O livro de que mais me orgulho é o “Almádena”, de 2007, que é feito apenas de doze poemas, todos eles longos, unidos pelo fio do “Sermão da Quarta-Feira de Cinzas” de Antônio Vieira. A escrita do poema que dá título ao livro, especialmente, é o texto de que mais me orgulho.
Como você escolhe os temas para seus livros? Você mantém uma leitora ideal em mente enquanto escreve?
Pensando na poesia, o que me interessa é o que morde a alma, sabe? Na crônica, idem. Acho que mantenho em mim a leitora de poesia que eu mesma sou.
Em que ponto você se sente à vontade para mostrar seus rascunhos para outras pessoas? Quem são as primeiras pessoas a ler seus manuscritos antes de eles seguirem para publicação
Mostro para algumas poucas pessoas do meu convívio íntimo, três ou quatro, todos bons leitores e sinceríssimos. Mas geralmente mostro algo que me parece já terminado.
Você lembra do momento em que decidiu se dedicar à escrita? O que você gostaria de ter ouvido quando começou e ninguém te contou?
A poesia tomou minha atenção quando eu tinha 16, 17 anos. Foi quando comecei a escrever. Aos 20 anos publiquei meu primeiro livro e desde então não parei mais. Não sei se gostaria de ter ouvido antes as coisas que fui descobrindo ao longo dessa jornada, ao menos na época em que comecei.
Que dificuldades você encontrou para desenvolver um estilo próprio? Alguma autora influenciou você mais do que outras?

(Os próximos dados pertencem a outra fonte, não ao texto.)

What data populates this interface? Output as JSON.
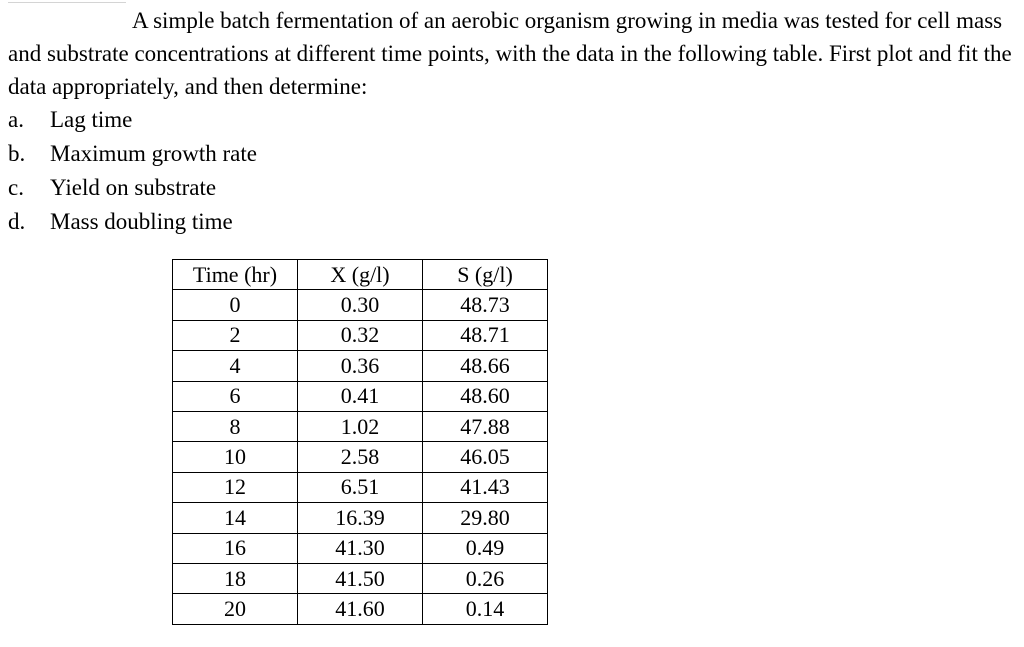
{
  "problem": {
    "intro": "A simple batch fermentation of an aerobic organism growing in media was tested for cell mass and substrate concentrations at different time points, with the data in the following table.  First plot and fit the data appropriately, and then determine:",
    "questions": [
      {
        "letter": "a.",
        "text": "Lag time"
      },
      {
        "letter": "b.",
        "text": "Maximum growth rate"
      },
      {
        "letter": "c.",
        "text": "Yield on substrate"
      },
      {
        "letter": "d.",
        "text": "Mass doubling time"
      }
    ]
  },
  "table": {
    "headers": [
      "Time (hr)",
      "X (g/l)",
      "S (g/l)"
    ],
    "rows": [
      [
        "0",
        "0.30",
        "48.73"
      ],
      [
        "2",
        "0.32",
        "48.71"
      ],
      [
        "4",
        "0.36",
        "48.66"
      ],
      [
        "6",
        "0.41",
        "48.60"
      ],
      [
        "8",
        "1.02",
        "47.88"
      ],
      [
        "10",
        "2.58",
        "46.05"
      ],
      [
        "12",
        "6.51",
        "41.43"
      ],
      [
        "14",
        "16.39",
        "29.80"
      ],
      [
        "16",
        "41.30",
        "0.49"
      ],
      [
        "18",
        "41.50",
        "0.26"
      ],
      [
        "20",
        "41.60",
        "0.14"
      ]
    ]
  }
}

Eu diria que, fundamentalmente, para mim, a dificuldade em “como” dizer sempre passou pela dosagem de luz e sombra. Houve muitas autoras importantes, em diversos momentos da minha vida, mas a que me atravessou, e continua a me atravessar, assim, de maneira fulminante, foi a holandesa Etty Hillesum, que viveu durante a Segunda Guerra e escreveu um longo diário e várias cartas, hoje traduzidos ao português.
Que livro você mais tem recomendado para as outras pessoas?
Os diários de Etty Hillesum, publicados recentemente no Brasil pela editora Âyiné, em nova tradução, sob o mesmo título da edição brasileira (já fora de catálogo) de 1984, “Uma vida interrompida”.